Frank Schwabe, sözlerini şöyle sürdürdü: "Ancak Türkiye demokratik bir seçimin temel ilkelerini yerine getirmiyor. Türkiye, AİHM kararlarına rağmen kilit bazı isimler hala cezaevlerinde. Medya özgürlüğü ciddi şekilde kısıtlanıyor ve oto sansür ortamı hâkim. Türkiye adil bir seçim kampanyası için gerekli koşullardan çok uzakta."
‘Muhalif partilere baskı uygulandı’
Muhalefetteki ikinci büyük parti olan HDP’yi kapatmaya yönelik devam eden davalar dahil olmak üzere bir dizi adli süreçle muhalif partilere ve siyasilere baskı uygulandığını belirten heyet üyeleri, aynı zamanda kadın temsili açısından da bu seçimlerde partilerin iyi bir sınav vermediğini kaydetti.
‘Depremzedelerin büyük bir bölümü oy kullanmadı’
Gözlem heyetinin vurguladığı bir diğer husus Mereş depremlerinden etkilenen seçmenlerin durumu oldu. Yetkililerin depremde evlerini kaybeden ve etkilenenlerin seçimlere katılabilmesi için aldığı tedbirlerin "sınırlı" olduğuna işaret eden gözlem heyeti, devletin aldığı bu sınırlı tedbirlerin yanı sıra siyasi partilerin ya da gönüllü kuruluşların çabalarına rağmen depremzede seçmenlerin büyük bir bölümünün oy kullanmadığını belirtti.
‘Ulusal televizyon kanalları iktidar partilerini kayırmıştır’

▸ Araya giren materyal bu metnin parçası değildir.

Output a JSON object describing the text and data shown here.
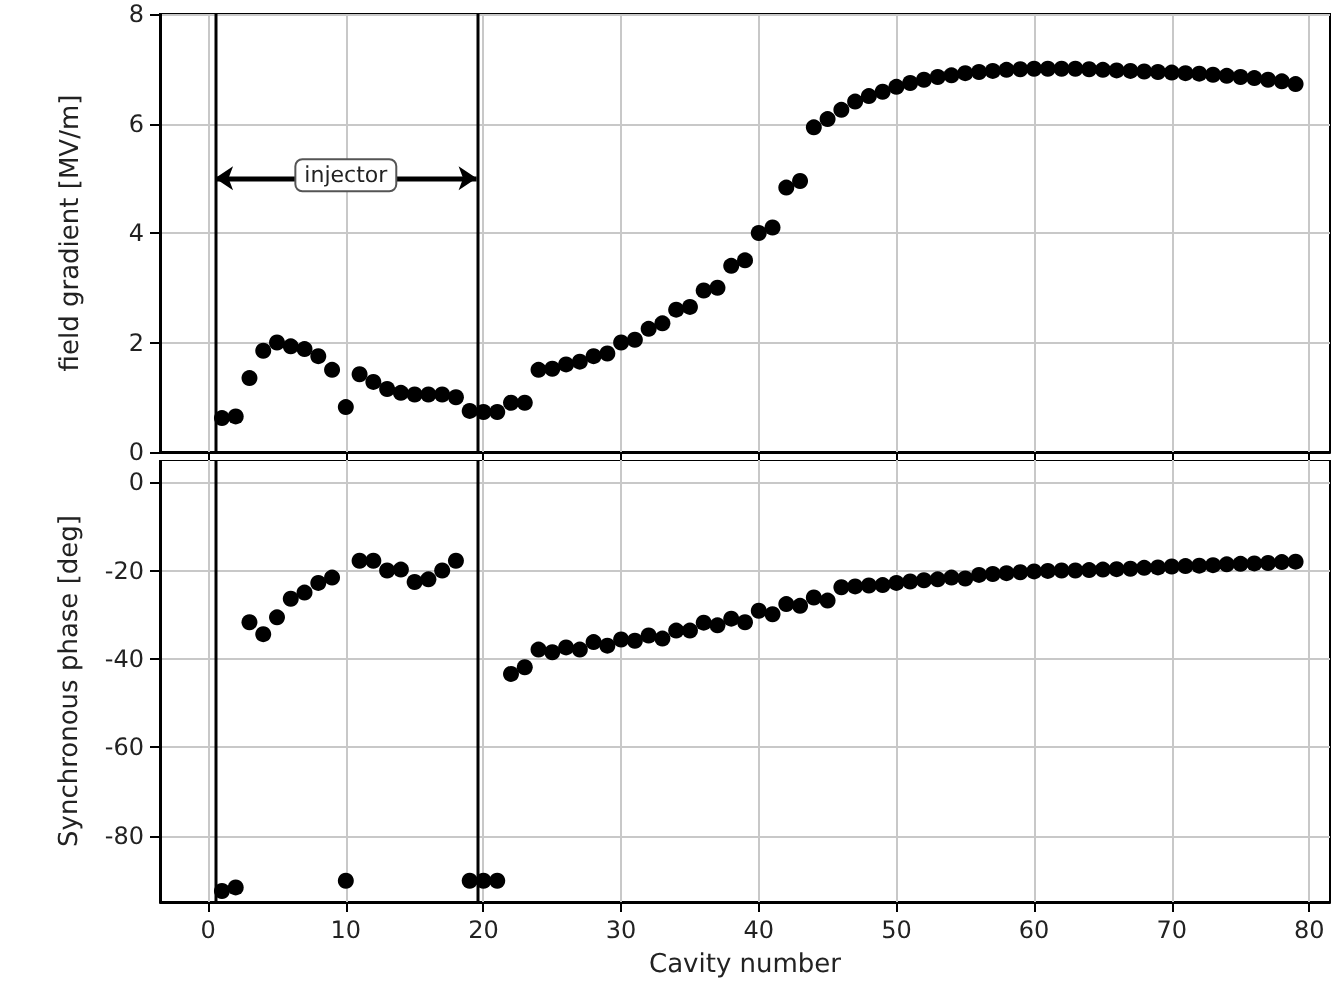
{
  "chart_data": [
    {
      "type": "scatter",
      "ylabel": "field gradient [MV/m]",
      "x": [
        1,
        2,
        3,
        4,
        5,
        6,
        7,
        8,
        9,
        10,
        11,
        12,
        13,
        14,
        15,
        16,
        17,
        18,
        19,
        20,
        21,
        22,
        23,
        24,
        25,
        26,
        27,
        28,
        29,
        30,
        31,
        32,
        33,
        34,
        35,
        36,
        37,
        38,
        39,
        40,
        41,
        42,
        43,
        44,
        45,
        46,
        47,
        48,
        49,
        50,
        51,
        52,
        53,
        54,
        55,
        56,
        57,
        58,
        59,
        60,
        61,
        62,
        63,
        64,
        65,
        66,
        67,
        68,
        69,
        70,
        71,
        72,
        73,
        74,
        75,
        76,
        77,
        78,
        79
      ],
      "series": [
        {
          "color": "#000000",
          "values": [
            0.62,
            0.65,
            1.35,
            1.85,
            2.0,
            1.93,
            1.88,
            1.75,
            1.5,
            0.82,
            1.42,
            1.28,
            1.15,
            1.08,
            1.05,
            1.05,
            1.05,
            1.0,
            0.75,
            0.73,
            0.73,
            0.9,
            0.9,
            1.5,
            1.52,
            1.6,
            1.65,
            1.75,
            1.8,
            2.0,
            2.05,
            2.25,
            2.35,
            2.6,
            2.65,
            2.95,
            3.0,
            3.4,
            3.5,
            4.0,
            4.1,
            4.83,
            4.95,
            5.93,
            6.08,
            6.25,
            6.4,
            6.5,
            6.58,
            6.67,
            6.74,
            6.8,
            6.85,
            6.88,
            6.92,
            6.94,
            6.96,
            6.98,
            6.99,
            7.0,
            7.0,
            7.0,
            7.0,
            6.99,
            6.98,
            6.97,
            6.96,
            6.95,
            6.94,
            6.93,
            6.92,
            6.91,
            6.89,
            6.87,
            6.85,
            6.83,
            6.8,
            6.77,
            6.72
          ]
        }
      ],
      "xlim": [
        -3.5,
        81.5
      ],
      "xticks": [
        0,
        10,
        20,
        30,
        40,
        50,
        60,
        70,
        80
      ],
      "ylim": [
        0,
        8
      ],
      "yticks": [
        0,
        2,
        4,
        6,
        8
      ],
      "tick_labels": "y",
      "grid": true,
      "marker": "circle",
      "ref_lines": [
        {
          "axis": "x",
          "value": 0.5,
          "color": "#000000"
        },
        {
          "axis": "x",
          "value": 19.5,
          "color": "#000000"
        }
      ],
      "annotations": [
        "injector"
      ]
    },
    {
      "type": "scatter",
      "xlabel": "Cavity number",
      "ylabel": "Synchronous phase [deg]",
      "x": [
        1,
        2,
        3,
        4,
        5,
        6,
        7,
        8,
        9,
        10,
        11,
        12,
        13,
        14,
        15,
        16,
        17,
        18,
        19,
        20,
        21,
        22,
        23,
        24,
        25,
        26,
        27,
        28,
        29,
        30,
        31,
        32,
        33,
        34,
        35,
        36,
        37,
        38,
        39,
        40,
        41,
        42,
        43,
        44,
        45,
        46,
        47,
        48,
        49,
        50,
        51,
        52,
        53,
        54,
        55,
        56,
        57,
        58,
        59,
        60,
        61,
        62,
        63,
        64,
        65,
        66,
        67,
        68,
        69,
        70,
        71,
        72,
        73,
        74,
        75,
        76,
        77,
        78,
        79
      ],
      "series": [
        {
          "color": "#000000",
          "values": [
            -92.5,
            -91.7,
            -31.7,
            -34.4,
            -30.6,
            -26.4,
            -25,
            -22.8,
            -21.6,
            -90.2,
            -17.8,
            -17.8,
            -20,
            -19.8,
            -22.6,
            -22,
            -20,
            -17.8,
            -90.2,
            -90.2,
            -90.2,
            -43.4,
            -41.9,
            -37.9,
            -38.5,
            -37.4,
            -37.9,
            -36.2,
            -37,
            -35.6,
            -35.9,
            -34.7,
            -35.4,
            -33.6,
            -33.6,
            -31.8,
            -32.4,
            -30.9,
            -31.7,
            -29.1,
            -29.9,
            -27.6,
            -28,
            -26.1,
            -26.8,
            -23.8,
            -23.6,
            -23.4,
            -23.3,
            -22.8,
            -22.5,
            -22.2,
            -22,
            -21.6,
            -21.8,
            -21,
            -20.8,
            -20.6,
            -20.4,
            -20.2,
            -20.1,
            -20,
            -20,
            -19.9,
            -19.8,
            -19.7,
            -19.6,
            -19.4,
            -19.3,
            -19.1,
            -19,
            -18.9,
            -18.8,
            -18.6,
            -18.5,
            -18.4,
            -18.3,
            -18.1,
            -18
          ]
        }
      ],
      "xlim": [
        -3.5,
        81.5
      ],
      "xticks": [
        0,
        10,
        20,
        30,
        40,
        50,
        60,
        70,
        80
      ],
      "ylim": [
        -95,
        5
      ],
      "yticks": [
        -80,
        -60,
        -40,
        -20,
        0
      ],
      "grid": true,
      "marker": "circle",
      "ref_lines": [
        {
          "axis": "x",
          "value": 0.5,
          "color": "#000000"
        },
        {
          "axis": "x",
          "value": 19.5,
          "color": "#000000"
        }
      ]
    }
  ]
}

AGİT PA Heyet Başkanı Farah Karimi, "Yüz binlerce insan depremlerden etkilenenler ve özellikle öğrenciler, oy verme haklarını kullanabilmek için ek birçok zahmete girmek durumunda kalmışlardır" diye konuştu. Farah Karimi, ayrıca ifade ve basın özgürlüğü genel olarak güvence altında olsa da bir dizi kanunun bu özgürlüğe sınırlama getirdiğine dikkat çekerek, "Devlete ait resmi yayın kuruluşunun anayasaya göre tarafsız kalma yükümlülüğü bulunsa da bu ve diğer pek çok ulusal TV istasyonları açık bir şekilde iktidar partilerini ve onların gösterdiği adayı kayırmıştır" dedi.

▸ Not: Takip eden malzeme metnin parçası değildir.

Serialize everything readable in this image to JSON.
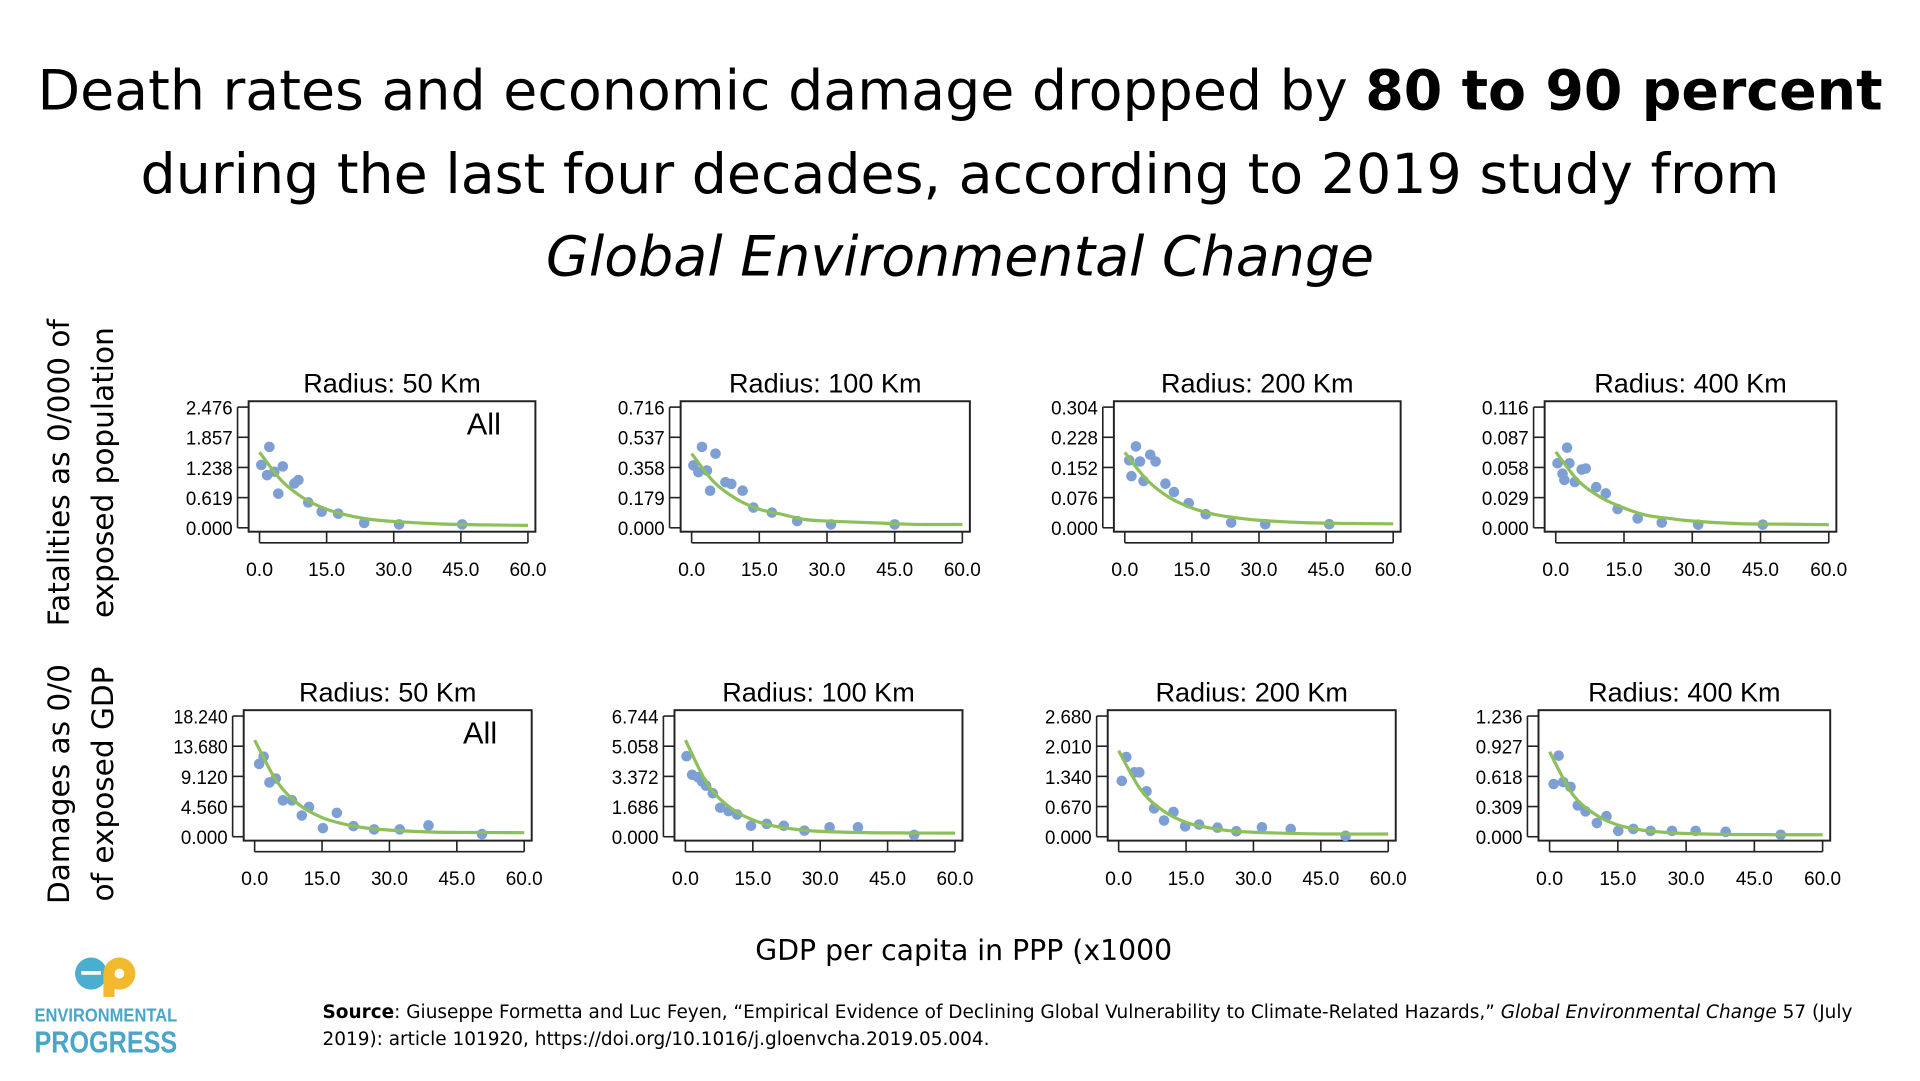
{
  "title": {
    "line1_regular": "Death rates and economic damage dropped by ",
    "line1_bold": "80 to 90 percent",
    "line2": "during the last four decades, according to 2019 study from",
    "line3_italic": "Global Environmental Change"
  },
  "row_labels": {
    "fatalities": [
      "Fatalities as 0/000 of",
      "exposed population"
    ],
    "damages": [
      "Damages as 0/0",
      "of exposed GDP"
    ]
  },
  "xlabel": "GDP per capita in PPP (x1000",
  "logo": {
    "line1": "ENVIRONMENTAL",
    "line2": "PROGRESS",
    "colors": {
      "e": "#4aaed0",
      "p": "#f2b92e",
      "text": "#4aa6c8"
    }
  },
  "source": {
    "label": "Source",
    "text1": ": Giuseppe Formetta and Luc Feyen, “Empirical Evidence of Declining Global Vulnerability to Climate-Related Hazards,” ",
    "journal": "Global Environmental Change",
    "text2": " 57 (July 2019): article 101920, https://doi.org/10.1016/j.gloenvcha.2019.05.004."
  },
  "colors": {
    "points": "#7d9fd3",
    "fit": "#8dbf5b",
    "axis": "#222222"
  },
  "chart_data": [
    {
      "type": "scatter",
      "row": "fatalities",
      "title": "Radius: 50 Km",
      "annotation": "All",
      "xticks": [
        "0.0",
        "15.0",
        "30.0",
        "45.0",
        "60.0"
      ],
      "xlim": [
        0,
        60
      ],
      "yticks": [
        "0.000",
        "0.619",
        "1.238",
        "1.857",
        "2.476"
      ],
      "ylim": [
        0,
        2.476
      ],
      "points": [
        [
          0.4,
          1.29
        ],
        [
          2.2,
          1.66
        ],
        [
          1.7,
          1.08
        ],
        [
          3.3,
          1.15
        ],
        [
          4.2,
          0.7
        ],
        [
          5.2,
          1.26
        ],
        [
          7.8,
          0.91
        ],
        [
          8.7,
          0.98
        ],
        [
          10.9,
          0.52
        ],
        [
          13.9,
          0.33
        ],
        [
          17.6,
          0.29
        ],
        [
          23.4,
          0.1
        ],
        [
          31.2,
          0.07
        ],
        [
          45.3,
          0.07
        ]
      ],
      "fit": [
        [
          0,
          1.55
        ],
        [
          5,
          0.96
        ],
        [
          10,
          0.6
        ],
        [
          15,
          0.38
        ],
        [
          20,
          0.25
        ],
        [
          25,
          0.17
        ],
        [
          30,
          0.13
        ],
        [
          40,
          0.08
        ],
        [
          50,
          0.06
        ],
        [
          60,
          0.05
        ]
      ]
    },
    {
      "type": "scatter",
      "row": "fatalities",
      "title": "Radius: 100 Km",
      "annotation": "",
      "xticks": [
        "0.0",
        "15.0",
        "30.0",
        "45.0",
        "60.0"
      ],
      "xlim": [
        0,
        60
      ],
      "yticks": [
        "0.000",
        "0.179",
        "0.358",
        "0.537",
        "0.716"
      ],
      "ylim": [
        0,
        0.716
      ],
      "points": [
        [
          0.4,
          0.37
        ],
        [
          1.5,
          0.33
        ],
        [
          2.3,
          0.48
        ],
        [
          3.4,
          0.34
        ],
        [
          4.1,
          0.22
        ],
        [
          5.3,
          0.44
        ],
        [
          7.5,
          0.27
        ],
        [
          8.8,
          0.26
        ],
        [
          11.3,
          0.22
        ],
        [
          13.7,
          0.12
        ],
        [
          17.8,
          0.09
        ],
        [
          23.4,
          0.04
        ],
        [
          30.9,
          0.02
        ],
        [
          45,
          0.02
        ]
      ],
      "fit": [
        [
          0,
          0.44
        ],
        [
          5,
          0.27
        ],
        [
          10,
          0.17
        ],
        [
          15,
          0.11
        ],
        [
          20,
          0.08
        ],
        [
          25,
          0.05
        ],
        [
          30,
          0.04
        ],
        [
          40,
          0.03
        ],
        [
          50,
          0.02
        ],
        [
          60,
          0.02
        ]
      ]
    },
    {
      "type": "scatter",
      "row": "fatalities",
      "title": "Radius: 200 Km",
      "annotation": "",
      "xticks": [
        "0.0",
        "15.0",
        "30.0",
        "45.0",
        "60.0"
      ],
      "xlim": [
        0,
        60
      ],
      "yticks": [
        "0.000",
        "0.076",
        "0.152",
        "0.228",
        "0.304"
      ],
      "ylim": [
        0,
        0.304
      ],
      "points": [
        [
          1,
          0.17
        ],
        [
          1.5,
          0.13
        ],
        [
          2.5,
          0.205
        ],
        [
          3.4,
          0.167
        ],
        [
          4.2,
          0.118
        ],
        [
          5.7,
          0.184
        ],
        [
          6.9,
          0.167
        ],
        [
          9.1,
          0.111
        ],
        [
          11,
          0.09
        ],
        [
          14.3,
          0.062
        ],
        [
          18.1,
          0.034
        ],
        [
          23.8,
          0.013
        ],
        [
          31.4,
          0.009
        ],
        [
          45.7,
          0.009
        ]
      ],
      "fit": [
        [
          0,
          0.19
        ],
        [
          5,
          0.12
        ],
        [
          10,
          0.076
        ],
        [
          15,
          0.05
        ],
        [
          20,
          0.034
        ],
        [
          25,
          0.025
        ],
        [
          30,
          0.019
        ],
        [
          40,
          0.013
        ],
        [
          50,
          0.011
        ],
        [
          60,
          0.01
        ]
      ]
    },
    {
      "type": "scatter",
      "row": "fatalities",
      "title": "Radius: 400 Km",
      "annotation": "",
      "xticks": [
        "0.0",
        "15.0",
        "30.0",
        "45.0",
        "60.0"
      ],
      "xlim": [
        0,
        60
      ],
      "yticks": [
        "0.000",
        "0.029",
        "0.058",
        "0.087",
        "0.116"
      ],
      "ylim": [
        0,
        0.116
      ],
      "points": [
        [
          0.4,
          0.062
        ],
        [
          1.5,
          0.052
        ],
        [
          1.9,
          0.046
        ],
        [
          2.5,
          0.077
        ],
        [
          3,
          0.062
        ],
        [
          4.2,
          0.044
        ],
        [
          5.7,
          0.056
        ],
        [
          6.6,
          0.057
        ],
        [
          8.9,
          0.039
        ],
        [
          11,
          0.033
        ],
        [
          13.6,
          0.018
        ],
        [
          18,
          0.009
        ],
        [
          23.3,
          0.005
        ],
        [
          31.3,
          0.003
        ],
        [
          45.5,
          0.003
        ]
      ],
      "fit": [
        [
          0,
          0.073
        ],
        [
          5,
          0.045
        ],
        [
          10,
          0.029
        ],
        [
          15,
          0.019
        ],
        [
          20,
          0.012
        ],
        [
          25,
          0.009
        ],
        [
          30,
          0.0065
        ],
        [
          40,
          0.004
        ],
        [
          50,
          0.0035
        ],
        [
          60,
          0.003
        ]
      ]
    },
    {
      "type": "scatter",
      "row": "damages",
      "title": "Radius: 50 Km",
      "annotation": "All",
      "xticks": [
        "0.0",
        "15.0",
        "30.0",
        "45.0",
        "60.0"
      ],
      "xlim": [
        0,
        60
      ],
      "yticks": [
        "0.000",
        "4.560",
        "9.120",
        "13.680",
        "18.240"
      ],
      "ylim": [
        0,
        18.24
      ],
      "points": [
        [
          1,
          11.0
        ],
        [
          2,
          12.1
        ],
        [
          3.3,
          8.2
        ],
        [
          4.7,
          8.8
        ],
        [
          6.3,
          5.5
        ],
        [
          8.3,
          5.5
        ],
        [
          10.5,
          3.2
        ],
        [
          12.1,
          4.5
        ],
        [
          15.2,
          1.3
        ],
        [
          18.3,
          3.6
        ],
        [
          22,
          1.6
        ],
        [
          26.6,
          1.1
        ],
        [
          32.3,
          1.1
        ],
        [
          38.7,
          1.7
        ],
        [
          50.6,
          0.4
        ]
      ],
      "fit": [
        [
          0,
          14.6
        ],
        [
          5,
          8.3
        ],
        [
          10,
          4.8
        ],
        [
          15,
          2.9
        ],
        [
          20,
          1.9
        ],
        [
          25,
          1.3
        ],
        [
          30,
          1.0
        ],
        [
          40,
          0.7
        ],
        [
          50,
          0.64
        ],
        [
          60,
          0.61
        ]
      ]
    },
    {
      "type": "scatter",
      "row": "damages",
      "title": "Radius: 100 Km",
      "annotation": "",
      "xticks": [
        "0.0",
        "15.0",
        "30.0",
        "45.0",
        "60.0"
      ],
      "xlim": [
        0,
        60
      ],
      "yticks": [
        "0.000",
        "1.686",
        "3.372",
        "5.058",
        "6.744"
      ],
      "ylim": [
        0,
        6.744
      ],
      "points": [
        [
          0.25,
          4.5
        ],
        [
          1.5,
          3.46
        ],
        [
          2.75,
          3.33
        ],
        [
          3.75,
          3.08
        ],
        [
          4.6,
          2.85
        ],
        [
          6.1,
          2.43
        ],
        [
          7.75,
          1.62
        ],
        [
          9.6,
          1.43
        ],
        [
          11.5,
          1.24
        ],
        [
          14.6,
          0.61
        ],
        [
          18.1,
          0.72
        ],
        [
          21.9,
          0.61
        ],
        [
          26.5,
          0.34
        ],
        [
          32.1,
          0.53
        ],
        [
          38.4,
          0.53
        ],
        [
          50.9,
          0.1
        ]
      ],
      "fit": [
        [
          0,
          5.4
        ],
        [
          5,
          2.91
        ],
        [
          10,
          1.62
        ],
        [
          15,
          0.94
        ],
        [
          20,
          0.58
        ],
        [
          25,
          0.4
        ],
        [
          30,
          0.3
        ],
        [
          40,
          0.23
        ],
        [
          50,
          0.21
        ],
        [
          60,
          0.2
        ]
      ]
    },
    {
      "type": "scatter",
      "row": "damages",
      "title": "Radius: 200 Km",
      "annotation": "",
      "xticks": [
        "0.0",
        "15.0",
        "30.0",
        "45.0",
        "60.0"
      ],
      "xlim": [
        0,
        60
      ],
      "yticks": [
        "0.000",
        "0.670",
        "1.340",
        "2.010",
        "2.680"
      ],
      "ylim": [
        0,
        2.68
      ],
      "points": [
        [
          0.7,
          1.24
        ],
        [
          1.7,
          1.77
        ],
        [
          3.5,
          1.43
        ],
        [
          4.6,
          1.43
        ],
        [
          6.2,
          1.01
        ],
        [
          7.9,
          0.63
        ],
        [
          10.1,
          0.36
        ],
        [
          12.2,
          0.55
        ],
        [
          14.8,
          0.23
        ],
        [
          17.9,
          0.27
        ],
        [
          22,
          0.2
        ],
        [
          26.2,
          0.12
        ],
        [
          31.9,
          0.21
        ],
        [
          38.3,
          0.17
        ],
        [
          50.5,
          0.02
        ]
      ],
      "fit": [
        [
          0,
          1.91
        ],
        [
          5,
          1.03
        ],
        [
          10,
          0.57
        ],
        [
          15,
          0.32
        ],
        [
          20,
          0.2
        ],
        [
          25,
          0.13
        ],
        [
          30,
          0.1
        ],
        [
          40,
          0.07
        ],
        [
          50,
          0.06
        ],
        [
          60,
          0.06
        ]
      ]
    },
    {
      "type": "scatter",
      "row": "damages",
      "title": "Radius: 400 Km",
      "annotation": "",
      "xticks": [
        "0.0",
        "15.0",
        "30.0",
        "45.0",
        "60.0"
      ],
      "xlim": [
        0,
        60
      ],
      "yticks": [
        "0.000",
        "0.309",
        "0.618",
        "0.927",
        "1.236"
      ],
      "ylim": [
        0,
        1.236
      ],
      "points": [
        [
          0.9,
          0.54
        ],
        [
          2,
          0.83
        ],
        [
          3,
          0.56
        ],
        [
          4.6,
          0.51
        ],
        [
          6.2,
          0.32
        ],
        [
          7.9,
          0.26
        ],
        [
          10.4,
          0.14
        ],
        [
          12.5,
          0.21
        ],
        [
          15.1,
          0.06
        ],
        [
          18.4,
          0.08
        ],
        [
          22.2,
          0.06
        ],
        [
          26.9,
          0.06
        ],
        [
          32.1,
          0.06
        ],
        [
          38.7,
          0.05
        ],
        [
          50.8,
          0.02
        ]
      ],
      "fit": [
        [
          0,
          0.87
        ],
        [
          5,
          0.44
        ],
        [
          10,
          0.23
        ],
        [
          15,
          0.12
        ],
        [
          20,
          0.07
        ],
        [
          25,
          0.046
        ],
        [
          30,
          0.033
        ],
        [
          40,
          0.023
        ],
        [
          50,
          0.021
        ],
        [
          60,
          0.02
        ]
      ]
    }
  ]
}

‘İfade özgürlüğüne sınırlama getirildi’
DKİHB seçim gözlem heyetine başkanlık eden Büyükelçi Jan Petersen ise seçime yüksek katılımın halkın demokratik ruhunun iyi bir örneği olduğunu belirtirken, eleştirilerini ise şöyle sıraladı: "Seçim idaresinin çalışmalarının şeffaflıktan yoksun olduğunu, kamu medyasının ezici bir taraflılık sergilediğini ve ifade özgürlüğüne sınırlamalar getirildiğini de üzülerek belirtmek isterim."
‘Siyasette kadınların temsili sınırlıydı’
Heyetin hazırladığı ön raporda, siyasette kadınların temsilinin sınırlı oluşuna değinildi. Milletvekili adaylarının sadece dörtte birinin kadın olduğunun belirtildiği raporda, cumhurbaşkanı adayları arasında ise hiç kadın bulunmadığı hatırlatıldı. "Seçim kampanyalarında kadınların görünürlüğü kısıtlı kalmış ve sadece birkaç siyasi parti kampanyalarında kadınların eşitliği ve toplumsal cinsiyete dayalı şiddetle mücadele konulu mesajlara ver vermiştir" denilen raporda, bazı kadın siyasetçilerin kampanyaları sırasında cinsiyete dayalı tacize uğradığını rapor etmesinin ise endişe verici olduğu kaydedildi.
Uluslararası gözlemciler ana raporlarını seçimin ikinci turunu da takip ettikten sonra ülkelerine dönmelerinin ardından yayımlayacaklar. Bu kapsamda DKİHB raporunu seçim sürecinin tamamlanmasından yaklaşık 8 hafta sonra olası iyileştirmeleri de içeren şekilde yayımlayacak. AGİT PA raporunu bir sonraki toplantısında sunacak. AKPM ise raporunu Haziran 2023’te Strasburg’daki ara oturumunda sunacak.